A Silver Lining for Homebuyers as Market Adjusts
In a welcome development for prospective homebuyers, mortgage rates have dipped below 7% for the first time since mid-August, marking the seventh consecutive week of rate declines. The decline comes as a result of improving inflation figures and the Federal Reserve’s decision to pause its rate increases.
The 30-year fixed-rate mortgage rate averaged 6.95% in the week ending December 14, down from 7.03% the previous week, according to data from Freddie Mac. A year ago, the average rate stood at 6.31%. The consistent drop in rates over the past weeks signals a potential thawing of the housing market in the new year.
Sam Khater, Chief Economist at Freddie Mac, expressed optimism, stating, “Potential homebuyers received welcome news this week as mortgage rates dropped below 7% for the first time since August.” Khater added that with inflation decelerating and the Federal Reserve’s indication of possible rate cuts in 2024, a gradual improvement in the housing market is anticipated in the coming year.
Despite the encouraging news, the housing market remains the least affordable since 1984, presenting challenges for buyers. The recent decline in mortgage rates has led to a rise in mortgage applications for the sixth consecutive week, according to the Mortgage Bankers Association. The increase suggests growing borrower demand, particularly among first-time buyers struggling to find homes within their budget.
Lisa Sturtevant, Chief Economist at Bright MLS, noted that homebuyers are acting opportunistically, taking advantage of lower rates during the period between Thanksgiving and New Year’s, traditionally a slower period in the housing market. However, she cautioned that the market won’t heat up quickly due to persistently low inventory.
While falling mortgage rates typically attract more buyers, the constrained inventory situation takes precedence in the current market. Nearly two-thirds of current mortgage holders have interest rates of 4% or lower, making it challenging to motivate homeowners with ultra-low mortgage rates to sell, even if rates drop to the mid-6% levels.
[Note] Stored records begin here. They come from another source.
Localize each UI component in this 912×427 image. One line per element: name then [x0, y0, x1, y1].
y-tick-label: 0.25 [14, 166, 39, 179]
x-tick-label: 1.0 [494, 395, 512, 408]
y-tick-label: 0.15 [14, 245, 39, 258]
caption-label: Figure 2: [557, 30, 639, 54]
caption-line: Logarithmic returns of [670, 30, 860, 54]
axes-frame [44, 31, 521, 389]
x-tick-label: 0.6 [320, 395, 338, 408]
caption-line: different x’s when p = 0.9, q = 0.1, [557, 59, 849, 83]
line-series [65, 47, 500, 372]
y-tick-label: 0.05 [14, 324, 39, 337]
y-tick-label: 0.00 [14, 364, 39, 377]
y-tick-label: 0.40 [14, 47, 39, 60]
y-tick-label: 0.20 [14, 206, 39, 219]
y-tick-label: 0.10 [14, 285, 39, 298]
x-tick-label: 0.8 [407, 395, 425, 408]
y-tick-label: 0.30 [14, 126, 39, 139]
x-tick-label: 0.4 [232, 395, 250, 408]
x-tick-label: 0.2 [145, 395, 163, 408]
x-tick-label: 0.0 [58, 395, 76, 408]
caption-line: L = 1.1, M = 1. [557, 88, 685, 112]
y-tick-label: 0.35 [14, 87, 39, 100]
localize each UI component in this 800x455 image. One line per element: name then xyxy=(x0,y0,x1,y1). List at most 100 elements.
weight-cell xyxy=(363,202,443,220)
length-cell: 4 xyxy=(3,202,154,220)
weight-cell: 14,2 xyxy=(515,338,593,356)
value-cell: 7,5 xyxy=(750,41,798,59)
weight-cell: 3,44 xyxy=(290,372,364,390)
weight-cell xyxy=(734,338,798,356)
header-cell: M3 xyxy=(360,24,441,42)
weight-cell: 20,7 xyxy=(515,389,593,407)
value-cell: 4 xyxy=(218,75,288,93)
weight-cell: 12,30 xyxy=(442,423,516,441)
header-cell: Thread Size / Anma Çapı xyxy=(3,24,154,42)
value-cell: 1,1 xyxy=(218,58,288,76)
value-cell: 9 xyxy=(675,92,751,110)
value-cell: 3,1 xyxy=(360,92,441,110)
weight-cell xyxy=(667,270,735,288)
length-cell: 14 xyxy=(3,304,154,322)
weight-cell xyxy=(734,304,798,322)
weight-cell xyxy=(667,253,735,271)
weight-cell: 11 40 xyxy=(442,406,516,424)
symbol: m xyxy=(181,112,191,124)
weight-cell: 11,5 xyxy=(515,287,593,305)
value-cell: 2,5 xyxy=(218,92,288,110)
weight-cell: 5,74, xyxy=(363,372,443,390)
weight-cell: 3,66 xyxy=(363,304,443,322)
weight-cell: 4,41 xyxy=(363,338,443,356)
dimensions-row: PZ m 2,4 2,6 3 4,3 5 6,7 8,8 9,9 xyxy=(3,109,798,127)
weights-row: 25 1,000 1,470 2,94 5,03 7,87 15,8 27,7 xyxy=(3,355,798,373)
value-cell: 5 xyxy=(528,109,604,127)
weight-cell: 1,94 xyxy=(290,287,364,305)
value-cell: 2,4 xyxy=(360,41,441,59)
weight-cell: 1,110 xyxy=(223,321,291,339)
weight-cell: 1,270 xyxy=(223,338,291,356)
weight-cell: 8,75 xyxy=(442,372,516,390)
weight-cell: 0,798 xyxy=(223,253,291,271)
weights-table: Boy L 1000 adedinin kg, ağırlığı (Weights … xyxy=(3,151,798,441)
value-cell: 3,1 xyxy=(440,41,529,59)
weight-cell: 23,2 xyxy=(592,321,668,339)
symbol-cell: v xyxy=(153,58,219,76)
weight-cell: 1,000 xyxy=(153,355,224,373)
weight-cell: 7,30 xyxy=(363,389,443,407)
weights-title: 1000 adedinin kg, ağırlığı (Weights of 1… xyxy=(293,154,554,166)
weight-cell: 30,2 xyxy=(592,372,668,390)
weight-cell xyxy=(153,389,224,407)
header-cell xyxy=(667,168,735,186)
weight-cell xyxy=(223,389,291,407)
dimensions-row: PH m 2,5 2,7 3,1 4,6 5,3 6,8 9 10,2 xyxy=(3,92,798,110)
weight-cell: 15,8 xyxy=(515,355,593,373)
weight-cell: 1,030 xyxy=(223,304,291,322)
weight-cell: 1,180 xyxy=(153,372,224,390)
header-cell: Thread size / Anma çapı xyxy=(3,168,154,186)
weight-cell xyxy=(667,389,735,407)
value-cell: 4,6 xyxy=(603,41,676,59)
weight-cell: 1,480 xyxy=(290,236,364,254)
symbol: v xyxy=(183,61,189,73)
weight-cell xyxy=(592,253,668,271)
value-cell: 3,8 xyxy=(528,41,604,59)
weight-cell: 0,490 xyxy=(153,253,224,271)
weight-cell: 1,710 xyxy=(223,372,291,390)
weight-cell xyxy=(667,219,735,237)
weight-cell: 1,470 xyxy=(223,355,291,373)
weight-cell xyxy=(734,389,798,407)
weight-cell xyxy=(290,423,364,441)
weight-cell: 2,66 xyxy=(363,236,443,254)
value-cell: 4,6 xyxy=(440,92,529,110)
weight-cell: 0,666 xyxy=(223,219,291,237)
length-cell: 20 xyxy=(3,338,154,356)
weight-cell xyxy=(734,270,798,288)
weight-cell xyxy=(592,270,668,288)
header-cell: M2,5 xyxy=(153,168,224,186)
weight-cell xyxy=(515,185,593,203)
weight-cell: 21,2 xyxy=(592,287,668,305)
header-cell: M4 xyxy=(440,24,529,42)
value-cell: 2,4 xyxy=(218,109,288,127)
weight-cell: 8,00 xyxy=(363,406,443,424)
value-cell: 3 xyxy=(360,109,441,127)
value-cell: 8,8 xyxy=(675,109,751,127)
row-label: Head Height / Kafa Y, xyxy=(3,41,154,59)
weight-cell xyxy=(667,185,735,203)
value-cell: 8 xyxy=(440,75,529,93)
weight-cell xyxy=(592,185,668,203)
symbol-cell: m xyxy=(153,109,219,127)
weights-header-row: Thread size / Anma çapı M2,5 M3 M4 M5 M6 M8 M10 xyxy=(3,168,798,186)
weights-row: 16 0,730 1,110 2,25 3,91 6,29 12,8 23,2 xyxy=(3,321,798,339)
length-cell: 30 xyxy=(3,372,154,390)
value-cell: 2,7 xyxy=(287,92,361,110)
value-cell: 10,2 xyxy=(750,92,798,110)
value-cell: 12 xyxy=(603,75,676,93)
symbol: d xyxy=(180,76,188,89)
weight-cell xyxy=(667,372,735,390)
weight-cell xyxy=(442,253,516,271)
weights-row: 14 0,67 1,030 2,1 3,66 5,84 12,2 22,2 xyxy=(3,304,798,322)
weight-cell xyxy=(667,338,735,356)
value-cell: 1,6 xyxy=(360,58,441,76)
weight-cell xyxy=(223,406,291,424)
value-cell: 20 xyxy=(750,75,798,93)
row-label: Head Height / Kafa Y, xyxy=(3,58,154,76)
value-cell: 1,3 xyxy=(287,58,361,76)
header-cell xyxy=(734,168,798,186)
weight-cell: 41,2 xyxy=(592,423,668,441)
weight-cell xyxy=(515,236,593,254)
Jiayi Xu, an economist at Realtor.com, highlighted the lock-in effect, where existing homeowners benefit from lower rates on their current mortgages, contributing to low inventory levels. As a result, home shoppers are expected to compete over limited inventory, keeping prices elevated and affordability a top concern.
The impact of the Federal Reserve’s pause and its signal of potential rate cuts in 2024 have played a significant role in the recent decline in mortgage rates. Investors anticipated the Fed’s decision to maintain its benchmark federal funds rate, leading to lower mortgage rates in conjunction with falling 10-year Treasury yields.
While the Fed does not directly set the interest rates for mortgages, its actions influence them. Mortgage rates, tracking the yield on 10-year US Treasuries, respond to market expectations and reactions to the Fed’s policies. The Fed’s projections, including a lower median expectation for the fed funds rate in 2023, further indicate a potential easing of interest rates in the coming year.
As the housing market navigates the challenges of low affordability and constrained inventory, the recent drop in mortgage rates offers a glimmer of hope for prospective homebuyers, potentially paving the way for a more favorable market in the new year.